23rd Oct 2013, 13:49
permalink Post: 1751
Quote:
| I know Concorde engines were FADEC. Were the Thrust levers gated like on Airbus? I noticesd cocncorde pilots shovved the levers forward for take off thrust..not the gentle easing forward like most other turbojets..why was there this need?Did they take too much time to spool up? |
I suspect the zero bypass Ol 593 would take less time to spool up than todays high bypass engines.
23rd Oct 2013, 14:20
permalink Post: 1752
CliveL;
Re, "I suspect the zero bypass Ol 593 would take less time to spool up than todays high bypass engines. "
Yes, I think so. The A333 (RB211s) had a specific technique at high-altitude airports to ensure the engines were stabilized at about 1.1EPR before taking the thrust levers into the FLEX/MCT or TOGA detent. The thrust levers were taken to their detents 'gently', even as FADEC did control the acceleration. Even then, some surging was experienced, again at high-altitude airports, (CYYC for example).
Re, "I suspect the zero bypass Ol 593 would take less time to spool up than todays high bypass engines. "

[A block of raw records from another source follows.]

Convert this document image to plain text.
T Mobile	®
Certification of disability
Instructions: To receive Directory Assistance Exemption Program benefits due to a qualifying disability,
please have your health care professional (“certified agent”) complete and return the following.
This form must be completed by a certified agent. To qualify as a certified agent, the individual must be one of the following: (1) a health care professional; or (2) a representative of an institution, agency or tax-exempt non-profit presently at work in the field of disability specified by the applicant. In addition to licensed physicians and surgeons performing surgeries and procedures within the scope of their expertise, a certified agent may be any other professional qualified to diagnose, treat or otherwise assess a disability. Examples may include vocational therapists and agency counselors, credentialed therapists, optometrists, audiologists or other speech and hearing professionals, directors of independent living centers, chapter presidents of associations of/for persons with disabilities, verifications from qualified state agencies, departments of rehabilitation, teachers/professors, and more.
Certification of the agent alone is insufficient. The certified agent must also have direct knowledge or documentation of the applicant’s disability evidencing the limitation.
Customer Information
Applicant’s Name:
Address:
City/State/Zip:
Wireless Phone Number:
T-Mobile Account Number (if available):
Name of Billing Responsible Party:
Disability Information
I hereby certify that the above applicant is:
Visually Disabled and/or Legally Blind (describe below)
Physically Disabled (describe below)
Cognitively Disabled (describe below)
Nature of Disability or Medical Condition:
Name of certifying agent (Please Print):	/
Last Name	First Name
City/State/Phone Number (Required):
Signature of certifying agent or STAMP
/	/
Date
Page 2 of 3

Yes, I think so. The A333 (RB211s) had a specific technique at high-altitude airports to ensure the engines were stabilized at about 1.1EPR before taking the thrust levers into the FLEX/MCT or TOGA detent. The thrust levers were taken to their detents 'gently', even as FADEC did control the acceleration. Even then, some surging was experienced, again at high-altitude airports, (CYYC for example).